2) Os artigos 82.° CE e 86.° , n.° 1, CE opõem-se, em princípio, a uma regulamentação nacional como a que está em causa no processo principal, que permite atribuir, sem impor uma taxa específica, frequências suplementares na banda de frequências reservada à norma DCS 1800 a uma empresa pública em posição dominante já titular de uma licença para a prestação de serviços de telecomunicações móveis digitais baseadas na norma GSM 900, quando uma empresa que posteriormente entrou no mercado em causa teve de pagar uma taxa pela aquisição de uma licença para a prestação de serviços de telecomunicações móveis digitais baseadas na norma DCS 1800. Estas disposições não se opõem, no entanto, a uma tal regulamentação nacional se a taxa imposta à empresa pública em posição dominante pela sua licença GSM 900, incluindo a posterior atribuição, sem pagamento complementar, de frequências suplementares na banda de frequências reservada à norma DCS 1800, se revelar equivalente, em termos económicos, à taxa imposta ao concorrente a quem foi concedida a licença DCS 1800.

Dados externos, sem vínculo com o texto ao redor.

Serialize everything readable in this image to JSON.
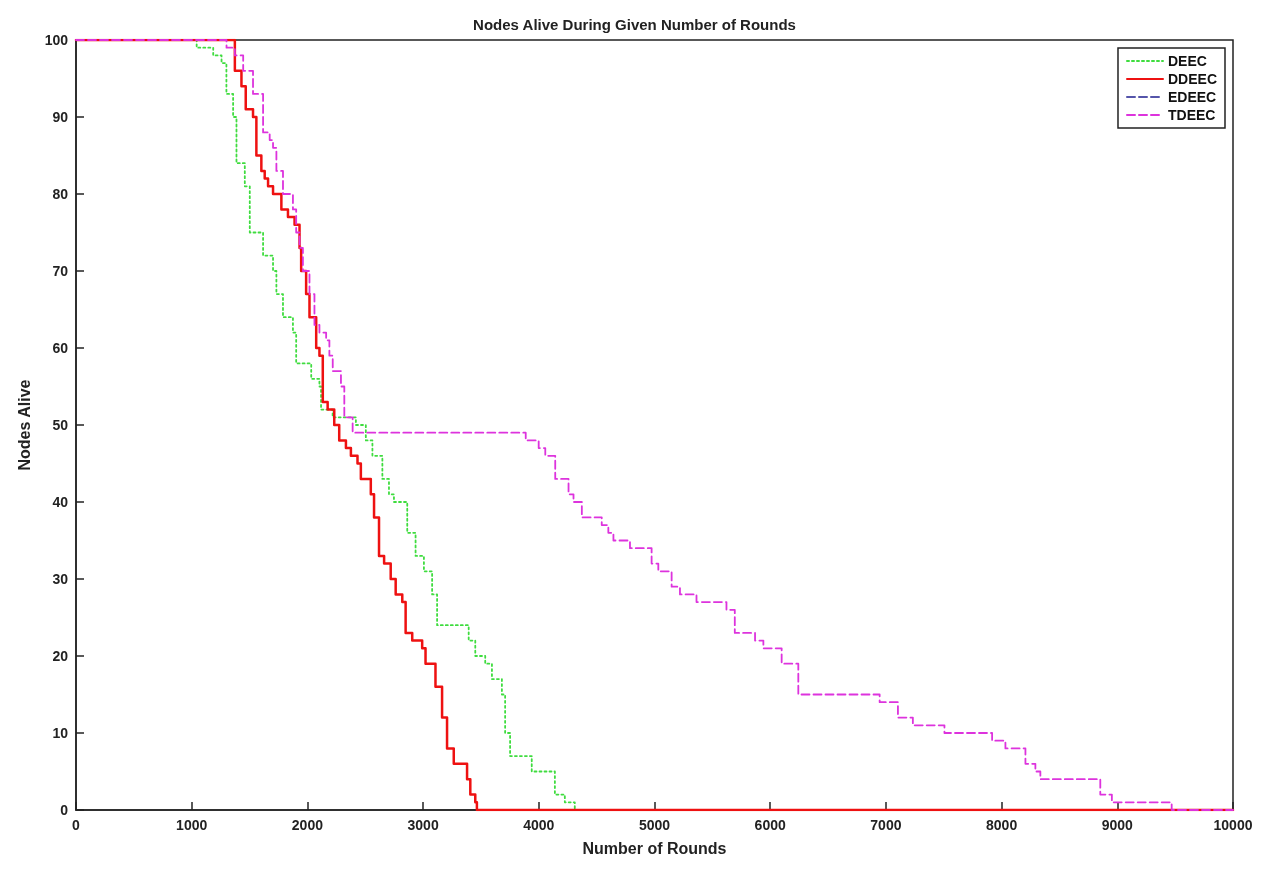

3) O artigo 2.° , n.os 3 e 4, da Directiva 96/2/CE da Comissão, de 16 de Janeiro de 1996, que altera a Directiva 90/388/CEE no que respeita às comunicações móveis e pessoais, opõe-se, em princípio, a uma regulamentação nacional como a que está em causa no processo principal, que permite atribuir, sem impor uma taxa específica, frequências suplementares na banda de frequências reservada à norma DCS 1800 a uma empresa pública em posição dominante já titular de uma licença para a prestação de serviços de telecomunicações móveis digitais baseadas na norma GSM 900, quando uma empresa que posteriormente entrou no mercado em causa teve de pagar uma taxa pela aquisição de uma licença para a prestação de serviços de telecomunicações móveis digitais baseadas na norma DCS 1800. Esta disposição não se opõe, todavia, a uma tal regulamentação nacional se a taxa imposta à empresa pública em posição dominante pela sua licença GSM 900, incluindo a posterior atribuição, sem pagamento complementar, de frequências suplementares na banda de frequências reservada à norma DCS 1800, se revelar equivalente, em termos económicos, à taxa imposta ao concorrente a quem foi concedida a licença DCS 1800.

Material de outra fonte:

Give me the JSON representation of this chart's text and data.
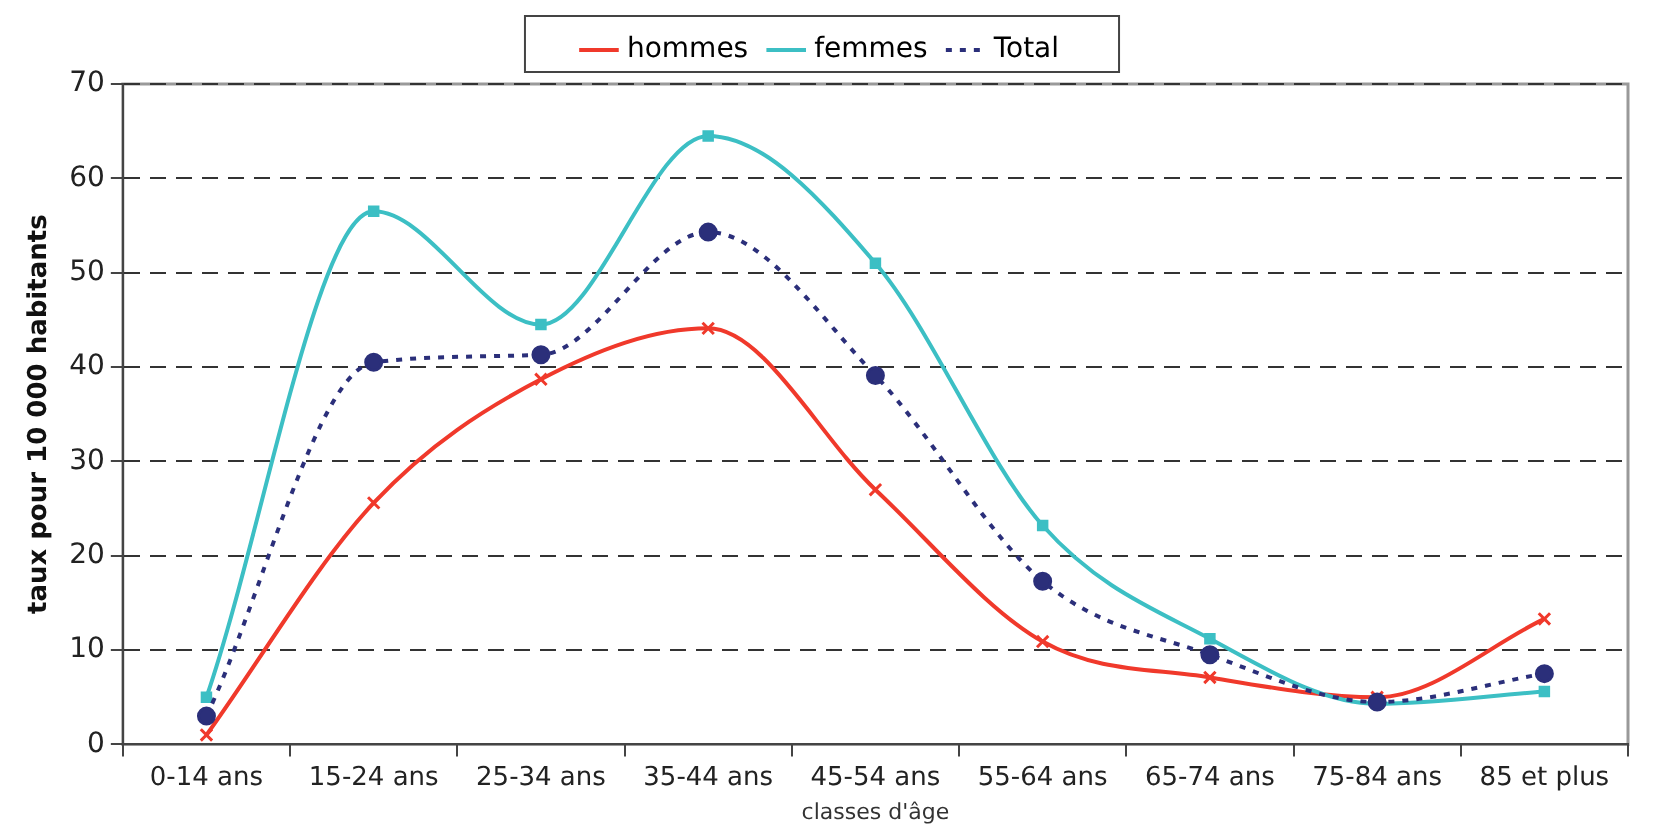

4) O artigo 2.° , n.os 3 e 4, da Directiva 96/2 não se opõe a uma regulamentação nacional como a que está em causa no processo principal, que permite a atribuição, após o esgotamento de um prazo de, pelo menos, três anos desde a concessão da licença para a prestação de serviços de telecomunicações móveis digitais baseadas na norma DCS 1800, ocorrida em 1997, de um feixe limitado de frequências suplementares na banda de frequências reservada à norma DCS 1800 aos operadores já titulares de uma licença para a prestação de serviços de telecomunicações móveis digitais baseadas na norma GSM 900, incluindo a uma empresa pública em posição dominante. Esta disposição também não se opõe a uma regulamentação nacional como a que está em causa no processo principal, que permite essa atribuição antes do esgotamento desse mesmo prazo quando se demonstre que a capacidade de os referidos operadores aceitarem novos clientes se esgotou apesar da utilização de todas as possibilidades técnicas economicamente admissíveis.

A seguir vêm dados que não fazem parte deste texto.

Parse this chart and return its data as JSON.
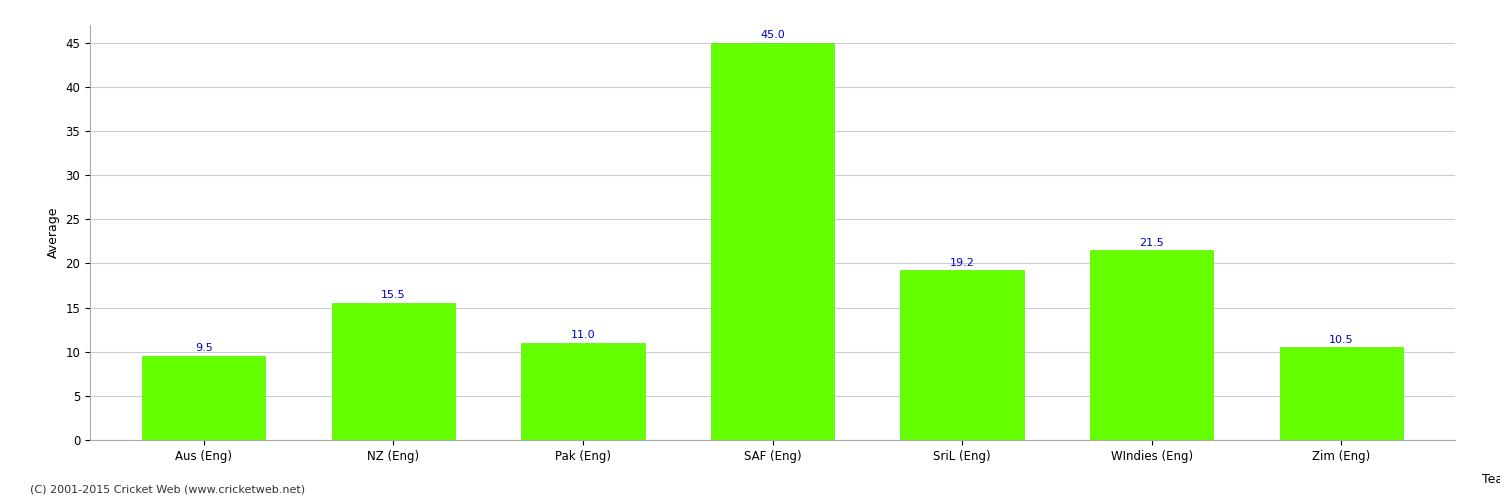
{
  "categories": [
    "Aus (Eng)",
    "NZ (Eng)",
    "Pak (Eng)",
    "SAF (Eng)",
    "SriL (Eng)",
    "WIndies (Eng)",
    "Zim (Eng)"
  ],
  "values": [
    9.5,
    15.5,
    11.0,
    45.0,
    19.2,
    21.5,
    10.5
  ],
  "bar_color": "#66ff00",
  "bar_edge_color": "#55ee00",
  "value_color": "#0000cc",
  "xlabel": "Team",
  "ylabel": "Average",
  "ylim": [
    0,
    47
  ],
  "yticks": [
    0,
    5,
    10,
    15,
    20,
    25,
    30,
    35,
    40,
    45
  ],
  "background_color": "#ffffff",
  "grid_color": "#cccccc",
  "footnote": "(C) 2001-2015 Cricket Web (www.cricketweb.net)",
  "axis_label_fontsize": 9,
  "tick_fontsize": 8.5,
  "value_fontsize": 8,
  "footnote_fontsize": 8
}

5) A proibição de discriminação prevista nos artigos 9.° , n.° 2, e 11.° , n.° 2, da Directiva 97/13/CE do Parlamento Europeu e do Conselho, de 10 de Abril de 1997, relativa a um quadro comum para autorizações gerais e licenças individuais no domínio dos serviços de telecomunicações, não se opõe a uma regulamentação nacional como a que está em causa no processo principal, que permite atribuir, sem impor uma taxa específica, frequências suplementares na banda de frequências reservada à norma DCS 1800 aos operadores já titulares de uma licença para a prestação de serviços de telecomunicações móveis digitais baseadas na norma GSM 900, quando uma taxa foi imposta ao operador a quem foi concedida uma licença para a prestação de serviços de telecomunicações móveis digitais baseadas na norma DCS 1800, se a taxa imposta aos operadores já existentes pela sua licença GSM 900, incluindo a posterior atribuição, sem pagamento complementar, de frequências suplementares na banda de frequências reservada à norma DCS 1800, se revelar equivalente, em termos económicos, à taxa imposta ao operador titular da licença DCS 1800.